Cathay cabin crew will hold a demonstration on Monday to protest the new policy, which requires all staff to pay a standard fee for doctor and specialist consultations, union general secretary T.K. Lee said yesterday.
"We will have to see what happens after that as to whether we will take industrial action," Lee said. "Our members are very unhappy with the co-payment scheme."
The previous policy offered no co-payments for doctors' visits.
Calling in sick enmasse and refusing to serve passengers on planes were some of the measures union members had discussed at a meeting on Monday, he said.
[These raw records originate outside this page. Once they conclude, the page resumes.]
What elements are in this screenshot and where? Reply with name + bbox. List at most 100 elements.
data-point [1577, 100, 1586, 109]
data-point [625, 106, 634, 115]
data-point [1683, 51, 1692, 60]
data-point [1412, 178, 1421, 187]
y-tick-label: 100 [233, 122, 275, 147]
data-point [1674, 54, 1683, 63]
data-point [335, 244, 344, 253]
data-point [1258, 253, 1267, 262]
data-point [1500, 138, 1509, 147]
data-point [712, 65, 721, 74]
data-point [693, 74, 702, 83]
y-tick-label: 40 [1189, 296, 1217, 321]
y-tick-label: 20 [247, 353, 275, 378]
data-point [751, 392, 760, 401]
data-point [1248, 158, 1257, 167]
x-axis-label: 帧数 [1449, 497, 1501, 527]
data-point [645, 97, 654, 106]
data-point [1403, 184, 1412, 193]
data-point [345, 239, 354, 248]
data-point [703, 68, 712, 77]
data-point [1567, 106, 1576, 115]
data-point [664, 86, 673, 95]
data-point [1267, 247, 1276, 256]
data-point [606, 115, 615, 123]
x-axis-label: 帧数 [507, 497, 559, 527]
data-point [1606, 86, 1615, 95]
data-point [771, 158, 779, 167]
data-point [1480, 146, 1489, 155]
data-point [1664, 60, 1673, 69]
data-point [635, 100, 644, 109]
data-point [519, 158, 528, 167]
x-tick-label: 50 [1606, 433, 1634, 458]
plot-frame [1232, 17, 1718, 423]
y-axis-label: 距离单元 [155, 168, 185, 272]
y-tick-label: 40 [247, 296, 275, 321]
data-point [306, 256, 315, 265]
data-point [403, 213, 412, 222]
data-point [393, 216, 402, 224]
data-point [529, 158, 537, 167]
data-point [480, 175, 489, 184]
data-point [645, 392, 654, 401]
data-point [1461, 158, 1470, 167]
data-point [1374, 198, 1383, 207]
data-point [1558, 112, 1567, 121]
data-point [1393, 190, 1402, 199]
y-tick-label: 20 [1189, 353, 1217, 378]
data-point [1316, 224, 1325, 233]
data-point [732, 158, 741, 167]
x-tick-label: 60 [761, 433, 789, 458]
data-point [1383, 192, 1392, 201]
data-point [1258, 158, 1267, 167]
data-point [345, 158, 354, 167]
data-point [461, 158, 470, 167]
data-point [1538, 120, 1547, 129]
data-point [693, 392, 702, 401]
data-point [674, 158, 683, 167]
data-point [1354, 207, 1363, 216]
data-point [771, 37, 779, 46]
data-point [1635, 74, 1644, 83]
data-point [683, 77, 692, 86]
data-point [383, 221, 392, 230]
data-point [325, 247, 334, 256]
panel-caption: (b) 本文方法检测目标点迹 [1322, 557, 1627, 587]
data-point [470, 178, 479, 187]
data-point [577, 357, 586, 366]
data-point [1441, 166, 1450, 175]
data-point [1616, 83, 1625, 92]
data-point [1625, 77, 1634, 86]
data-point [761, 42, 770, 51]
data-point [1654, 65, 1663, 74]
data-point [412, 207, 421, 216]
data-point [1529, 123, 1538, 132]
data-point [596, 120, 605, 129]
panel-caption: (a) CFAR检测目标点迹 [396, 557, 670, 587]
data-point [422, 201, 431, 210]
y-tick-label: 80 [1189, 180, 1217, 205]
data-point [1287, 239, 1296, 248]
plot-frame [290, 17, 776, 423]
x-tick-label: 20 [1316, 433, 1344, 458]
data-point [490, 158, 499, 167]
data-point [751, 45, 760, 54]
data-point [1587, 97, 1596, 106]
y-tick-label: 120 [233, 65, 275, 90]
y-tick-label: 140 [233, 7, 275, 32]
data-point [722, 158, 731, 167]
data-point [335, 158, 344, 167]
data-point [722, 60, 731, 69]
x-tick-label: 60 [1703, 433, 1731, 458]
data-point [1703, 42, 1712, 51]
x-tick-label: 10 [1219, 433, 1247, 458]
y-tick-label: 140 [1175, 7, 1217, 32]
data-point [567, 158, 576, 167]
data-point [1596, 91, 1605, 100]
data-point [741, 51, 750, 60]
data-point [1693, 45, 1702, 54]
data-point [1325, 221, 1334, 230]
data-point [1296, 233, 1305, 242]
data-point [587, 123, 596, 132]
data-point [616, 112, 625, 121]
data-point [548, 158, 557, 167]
The union covers about 4,900 staff.
If the agitation goes ahead, it would be the first time in nearly 15 years that Cathay cabin crew have gone on strike.
The new medical insurance policy, to take effect Jan. 1, requires junior staff to pay HK$30 (US$3.8) to see a doctor and HK$50 to see a specialist. Senior staff pay HK$50 for a consultation with the doctor, and HK$100 for a specialist.
Take-home pay for an entry-level cabin crew member is about HK$15,000 a month.
Lee said the union had sent a letter to Cathay management yesterday urging them to hold talks, but had not yet heard back.
Hong Kong is a key regional hub for Cathay, with more than 100 flights daily to Asia, the US and Europe.